Key Concepts in Geology and Landforms
**Contour Lines**
Contour lines are lines on a map connecting all points having equal status and height or elevation. Contour maps are usually printed in sienna color for the field and blue for glaciers, deep seas, and lakes.
**Delta**
A delta is the triangular area formed at the mouth of a river by sediment deposited as the stream disappears. It is composed of arms or “pipes” of the river that separate the islands that have been deposited by sediments carried by the river to reach the sea, ocean, or lake.
**Erosion**
Erosion is the process of removal or wearing away of intact soil (rock) by the action of exogenous geological processes such as surface water flows, glacial ice, wind, or the action of living organisms.
**Fault**
A fault is a fracture of the Earth’s crust caused by tectonic stress that causes displacement of a portion of the Earth’s crust over the other, both vertically and horizontally.
**Graben (Rift Valley)**
A rift valley or graben is a long depression limited on both sides by parallel raised faults (horsts) from which the field has collapsed as a result of internal forces.
**Horst**
A horst is an elevated region bounded by two normal, parallel faults.
**Fold**
A fold is a deformation of rocks, usually sedimentary, in which horizontal elements, such as strata or cleavage planes (in the case of metamorphic rocks), are curved, forming waves elongated and more or less parallel. Folds are caused by compression stresses on the rocks that do not break.
**Volcanism**
Volcanism occurs when the molten material inside the Earth comes to the surface through cracks, crevices, and holes. This material coming out is called lava, which is characterized by rapidly cooling and releasing its dissolved gases. Moreover, some of the high-temperature minerals formed are built and separated from the magma. According to the viscosity of the material, the characteristics of the volcanic eruption vary.
**Butte**
A butte is a residual relief comprising a horizontal hilltop topped by a layer of hard and soft materials on its flanks. It is typical of differential erosion on flat or slightly inclined layers formed by alternately hard and soft materials. They are separated from the river network platforms (tables or wetlands) that are reduced and eventually become isolated hills, such as watershed mesetas of the depressions of the Ebro and Guadalquivir.
**Tectonic Style**
Tectonic style is the set of characters that may represent a tectonic structure and the deformation mechanisms that produce it: faulting (Appalachian relief) or folding (Jurassic relief).
**Glaciers**
Glaciers are a climate process by which, due to a general cooling of the planet, an expansion of ice occurs over large areas of the land surface. In the present Quaternary era, there have been four glacial periods corresponding to interglacial periods. We are currently in a post-glacial period (the Holocene).
**Plateau**
A plateau is a basic unit of relief on the Peninsula. It is a largely flat area of high average altitude, remaining from an old solid that emerged in the Hercynian orogeny of the Primary Era, which was destroyed by erosion. In the Tertiary, it was deformed and largely destroyed during the Alpine orogeny, which gave rise to the interior mountain ranges, sedimentary basins, and mountain ridges.
**Orogeny**
Orogeny is the set of geological processes, both external and internal, that cause the formation and folding of mountains. This whole process is closely attached to plate tectonics.
**Moorland**
A moorland is a flat and high surface, surmounted by a limestone layer more resistant to erosion. River erosion carves valleys that cut and separate smaller tables.
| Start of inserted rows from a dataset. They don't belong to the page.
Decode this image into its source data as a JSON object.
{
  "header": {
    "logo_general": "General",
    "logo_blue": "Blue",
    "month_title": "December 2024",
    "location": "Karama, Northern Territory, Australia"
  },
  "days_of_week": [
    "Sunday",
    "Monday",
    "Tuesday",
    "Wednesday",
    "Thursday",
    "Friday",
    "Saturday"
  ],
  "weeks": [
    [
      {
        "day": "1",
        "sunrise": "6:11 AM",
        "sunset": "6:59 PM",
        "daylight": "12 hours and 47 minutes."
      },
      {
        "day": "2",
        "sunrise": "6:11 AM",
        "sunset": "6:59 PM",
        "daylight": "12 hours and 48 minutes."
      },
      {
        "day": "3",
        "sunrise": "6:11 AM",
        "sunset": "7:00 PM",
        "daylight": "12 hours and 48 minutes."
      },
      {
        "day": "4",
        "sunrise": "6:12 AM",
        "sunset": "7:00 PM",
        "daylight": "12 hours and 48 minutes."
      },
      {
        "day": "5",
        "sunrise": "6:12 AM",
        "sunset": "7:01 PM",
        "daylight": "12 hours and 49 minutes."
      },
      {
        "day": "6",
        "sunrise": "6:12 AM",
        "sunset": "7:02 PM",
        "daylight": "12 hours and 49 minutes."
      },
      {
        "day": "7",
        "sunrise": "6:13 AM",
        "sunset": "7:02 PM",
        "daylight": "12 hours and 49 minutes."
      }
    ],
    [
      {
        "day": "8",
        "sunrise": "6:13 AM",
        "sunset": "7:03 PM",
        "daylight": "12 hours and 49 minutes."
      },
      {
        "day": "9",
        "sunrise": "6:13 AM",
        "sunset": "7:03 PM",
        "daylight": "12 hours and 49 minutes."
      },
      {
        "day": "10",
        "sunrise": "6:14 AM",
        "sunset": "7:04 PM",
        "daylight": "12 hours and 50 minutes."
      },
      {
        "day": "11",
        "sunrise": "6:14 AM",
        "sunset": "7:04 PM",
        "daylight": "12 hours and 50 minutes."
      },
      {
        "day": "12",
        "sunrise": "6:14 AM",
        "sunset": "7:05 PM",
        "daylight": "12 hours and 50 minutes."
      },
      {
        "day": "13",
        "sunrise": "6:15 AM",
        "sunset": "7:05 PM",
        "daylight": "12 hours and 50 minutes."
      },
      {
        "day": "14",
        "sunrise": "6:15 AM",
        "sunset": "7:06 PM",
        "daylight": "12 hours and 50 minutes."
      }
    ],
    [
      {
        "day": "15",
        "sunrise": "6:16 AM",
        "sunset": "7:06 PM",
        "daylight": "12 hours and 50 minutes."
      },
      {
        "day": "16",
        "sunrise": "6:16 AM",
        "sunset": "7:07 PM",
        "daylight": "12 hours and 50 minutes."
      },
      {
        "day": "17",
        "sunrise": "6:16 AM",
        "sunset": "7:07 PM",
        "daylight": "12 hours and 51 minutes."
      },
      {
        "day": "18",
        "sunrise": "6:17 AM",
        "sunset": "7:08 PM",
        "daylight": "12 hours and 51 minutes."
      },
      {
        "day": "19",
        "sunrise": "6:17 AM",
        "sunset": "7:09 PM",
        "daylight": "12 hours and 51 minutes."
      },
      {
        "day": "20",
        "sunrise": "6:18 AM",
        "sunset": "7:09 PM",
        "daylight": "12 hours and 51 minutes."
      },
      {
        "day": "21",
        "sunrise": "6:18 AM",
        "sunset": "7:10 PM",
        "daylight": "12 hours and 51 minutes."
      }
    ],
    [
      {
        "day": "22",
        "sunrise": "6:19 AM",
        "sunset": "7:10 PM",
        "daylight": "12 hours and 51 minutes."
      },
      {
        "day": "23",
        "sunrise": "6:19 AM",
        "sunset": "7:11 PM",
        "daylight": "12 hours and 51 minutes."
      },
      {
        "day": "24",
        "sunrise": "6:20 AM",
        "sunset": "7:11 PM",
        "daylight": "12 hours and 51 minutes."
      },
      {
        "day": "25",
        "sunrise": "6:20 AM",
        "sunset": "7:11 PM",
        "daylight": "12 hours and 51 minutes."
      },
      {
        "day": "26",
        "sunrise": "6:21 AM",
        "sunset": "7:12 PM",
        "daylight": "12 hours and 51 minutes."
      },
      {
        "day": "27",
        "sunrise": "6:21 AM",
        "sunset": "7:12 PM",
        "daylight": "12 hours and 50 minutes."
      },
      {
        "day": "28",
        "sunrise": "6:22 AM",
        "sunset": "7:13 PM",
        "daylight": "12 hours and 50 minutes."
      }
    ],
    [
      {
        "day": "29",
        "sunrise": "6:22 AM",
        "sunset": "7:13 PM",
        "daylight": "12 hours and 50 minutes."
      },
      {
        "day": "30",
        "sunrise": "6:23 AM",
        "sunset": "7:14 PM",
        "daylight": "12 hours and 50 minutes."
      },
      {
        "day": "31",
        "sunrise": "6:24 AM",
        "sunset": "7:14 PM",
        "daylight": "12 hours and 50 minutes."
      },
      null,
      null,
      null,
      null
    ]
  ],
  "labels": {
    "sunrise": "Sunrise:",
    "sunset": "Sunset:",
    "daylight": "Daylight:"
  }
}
On the Peninsula, they are located in the northern and eastern basin of the central plains in the north and east of the southern sub-plateau.
**Countryside**
A countryside is a low, gently rolling plain, crossed by rivers. In Spain, they are characteristic of sedimentary basins and the depression of the Guadalquivir.
**Peneplain**
A peneplain is a large, gently undulating surface of erosion with a low slope, the result of a long cycle in which erosion has been quiet at times, causing widespread razing of relief.
**Scree**
Scree is an accumulation in a tank, plains, and gentle slopes, formed by rocky material (from the erosion of quartzite) plastered on clay (from the decomposition of the slates).
**Appalachian Relief**
Appalachian relief is a form of relief arising from the effects of differential erosion, leaving the hard layers that form the peaks highlighted and eroding the soft tissues that form the valleys through which the river network is embedded.
**Karst Landforms**
Karst landforms are a set of topographic features in limestone areas, caused by the action of acidic water (with carbon dioxide) that dissolves the limestone. The most typical are sinkholes, dolines, poljes, caves, and chasms.
**Base**
A base is a large group of ancient lands, formed of granite rocks, on which modern sedimentary materials rest. The bases are usually very long and behave like hard material, which breaks before folding.